Wednesday repeats Monday's recovery day scenario depending on each player's workload in Tuesday night's game. If the team needs to travel, all work will be done in Milan, where the therapists and players are used to working on their recovery routines. Messina likes for the team to fly mid-afternoon and avoid rushing to fit in a practice the night before the next game in a new city.
"I believe that if you work at noon and then you just rest on the plane and get to the hotel around dinnertime, your mind is a little bit rested – for 12 hours, maybe more – until you have shoot-around the day after," he says.
Returning on Friday from the second game, the team will do a recovery workout if, due to the schedule, Messina can give them the following Monday off. If there's another Tuesday game, however, the previous Friday becomes the day off and the next Monday turns into a new recovery day.

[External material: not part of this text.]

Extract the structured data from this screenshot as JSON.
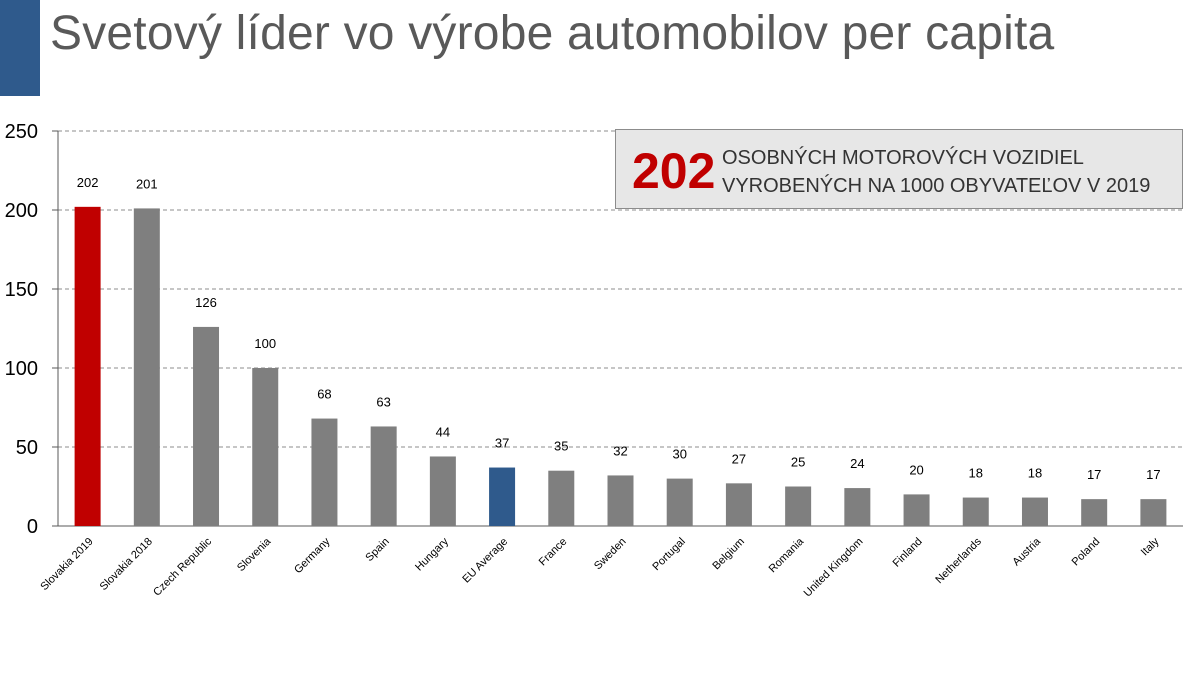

Messina learned through his work with San Antonio Spurs coach Gregg Popovic that teams need days off, with the gym locked and no one allowed in, to balance their home lives with their work lives.
"We spend so much time together that at some point, you need a day off when we don't see each other and they just see their families and they don't see the teammates, they don't listen to the coaches," he explains. "Too many meetings. Too many practices. Too many recoveries. Too many games. Sometimes you need to back off. I learned that, at my expense. Sometimes, you need to back off and just give them a little mental free time."
Lest anyone think all this amounts to coddling players who are not as tough as in the old days, think again.
"It's not that people, because you do all this recovery, will be fresh all the time. But you limit the situations where they played very tired," Messina says. "At some level, players have to learn to play when they are fatigued. You have to push yourself through that. You will never play fresh once the season is in full mode. But if there is a chance to give a better quality of basketball, I think this subject is huge. The attention to the recovery and the protection, the prevention, and everything else. Everything that has been done, all the money that as an organization you invest, will come back to you. And that for sure increases the quality of the game. There's no doubt about that."
Not to mention the fact that when their time between games is optimized, players and teams gain a competitive edge, particularly when so close EuroLeague games are decided by mental and physical freshness at the end.
"We're talking about small, small details," Messina says. "It gives us – those who can have that, because you have a practice facility, because your owner is willing to spend money on that, because maybe you invest in having one extra physiotherapist for example, or you buy a machine that can help you more with recovery, or you have one more assistant coach or one more strength coach who can individualize better the workloads for the players – all these things will surely give you an edge compared to those who don't have that."